Cross Docking Study Directed Towards Virtual Screening and Molecular Docking Study of Phenanthrene 1,2,4-triazine Derivatives As Novel Bcl-2 Inhibitors

Apoptosis is critical for tissue homeostasis and also for the physiological removal of abnormal cells. Bcl-2 family proteins are important regulators of apoptosis. It is observed that antiapototic Bcl-2 family members are generally overexpressed in many cancer cells. As a result, it has motivated a growing interest in the discovery of small molecules targeting such proteins as potential anticancer therapeutics. With the aim of designing new phenanthrene based Bcl-2 inhibitors, we performed a cross-docking study. This study followed by virtual screening is conducted for different available Bcl-2 X-ray crystal structures in order to find the most appropriate PDB code of this enzyme.

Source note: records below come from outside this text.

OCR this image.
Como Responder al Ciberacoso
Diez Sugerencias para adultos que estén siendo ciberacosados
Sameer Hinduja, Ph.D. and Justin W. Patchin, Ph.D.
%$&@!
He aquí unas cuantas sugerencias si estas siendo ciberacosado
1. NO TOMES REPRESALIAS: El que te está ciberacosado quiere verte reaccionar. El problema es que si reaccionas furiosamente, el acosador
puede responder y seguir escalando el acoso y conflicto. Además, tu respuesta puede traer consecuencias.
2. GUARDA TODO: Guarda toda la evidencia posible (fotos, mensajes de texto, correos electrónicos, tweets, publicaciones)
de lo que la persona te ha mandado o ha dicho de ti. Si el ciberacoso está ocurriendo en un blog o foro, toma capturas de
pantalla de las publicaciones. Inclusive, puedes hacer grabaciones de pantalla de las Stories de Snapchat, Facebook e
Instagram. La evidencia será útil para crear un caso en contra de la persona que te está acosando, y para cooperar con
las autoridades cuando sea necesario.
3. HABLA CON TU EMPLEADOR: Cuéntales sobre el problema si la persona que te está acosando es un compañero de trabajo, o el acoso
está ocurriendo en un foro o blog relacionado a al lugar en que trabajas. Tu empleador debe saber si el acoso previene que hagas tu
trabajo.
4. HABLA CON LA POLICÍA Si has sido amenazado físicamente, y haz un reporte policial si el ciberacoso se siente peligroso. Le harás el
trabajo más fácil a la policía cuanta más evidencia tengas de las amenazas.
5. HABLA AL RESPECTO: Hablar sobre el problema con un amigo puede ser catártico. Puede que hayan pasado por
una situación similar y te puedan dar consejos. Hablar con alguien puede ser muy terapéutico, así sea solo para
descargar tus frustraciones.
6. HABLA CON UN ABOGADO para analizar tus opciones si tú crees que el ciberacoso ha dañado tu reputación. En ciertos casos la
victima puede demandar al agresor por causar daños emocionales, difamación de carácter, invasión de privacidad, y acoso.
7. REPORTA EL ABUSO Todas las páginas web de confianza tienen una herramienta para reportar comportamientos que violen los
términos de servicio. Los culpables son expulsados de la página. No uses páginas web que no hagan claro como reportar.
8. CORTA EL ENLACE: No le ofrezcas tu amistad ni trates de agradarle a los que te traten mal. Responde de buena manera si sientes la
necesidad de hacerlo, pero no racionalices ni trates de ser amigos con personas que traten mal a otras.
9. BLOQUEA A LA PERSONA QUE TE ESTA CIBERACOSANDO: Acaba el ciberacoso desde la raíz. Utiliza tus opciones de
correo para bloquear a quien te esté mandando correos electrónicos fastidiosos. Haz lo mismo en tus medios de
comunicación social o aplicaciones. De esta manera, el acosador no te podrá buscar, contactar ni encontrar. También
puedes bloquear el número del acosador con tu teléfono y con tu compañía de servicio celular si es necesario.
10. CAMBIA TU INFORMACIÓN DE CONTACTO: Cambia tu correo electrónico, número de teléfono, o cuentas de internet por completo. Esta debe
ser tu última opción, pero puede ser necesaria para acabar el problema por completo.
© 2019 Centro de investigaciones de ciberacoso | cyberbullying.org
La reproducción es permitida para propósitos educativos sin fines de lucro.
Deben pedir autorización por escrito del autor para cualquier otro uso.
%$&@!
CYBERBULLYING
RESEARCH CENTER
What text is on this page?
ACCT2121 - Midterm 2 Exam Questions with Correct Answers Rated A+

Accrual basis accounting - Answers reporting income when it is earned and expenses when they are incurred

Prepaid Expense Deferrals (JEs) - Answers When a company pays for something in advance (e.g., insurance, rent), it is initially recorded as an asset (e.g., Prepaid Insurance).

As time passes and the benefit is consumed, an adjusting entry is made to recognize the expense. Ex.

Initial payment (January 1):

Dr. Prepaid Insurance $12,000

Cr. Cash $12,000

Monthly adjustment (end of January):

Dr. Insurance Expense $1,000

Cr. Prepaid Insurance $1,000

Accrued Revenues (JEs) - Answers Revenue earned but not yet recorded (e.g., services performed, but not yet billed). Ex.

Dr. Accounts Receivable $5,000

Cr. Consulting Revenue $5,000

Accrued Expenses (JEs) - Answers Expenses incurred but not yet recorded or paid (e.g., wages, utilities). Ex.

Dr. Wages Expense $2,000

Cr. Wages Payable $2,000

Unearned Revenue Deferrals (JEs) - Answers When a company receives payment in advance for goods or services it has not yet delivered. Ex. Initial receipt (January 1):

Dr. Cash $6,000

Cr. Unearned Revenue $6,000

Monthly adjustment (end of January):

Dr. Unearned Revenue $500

After analytical analysis, the selected crystal structure was used to screen the library of phenanthrene triazine based structures containing different substitutions attached to the hydrazone moiety. The ligand which interacts with the target with the lowest binding energy was determined. The lowest binding energy was -10.19 kcal/mol. As a conclusion, cross docking study could be a validated strategy for finding the most appropriate crystal structure for docking study and the virtual screening of the designed library indicates the best ligand for the specified target. Our designed library of phenanthrene triazine-based derivatives containing hydrazone pendant, could be served as potential candidates for Bcl-2 inhibition.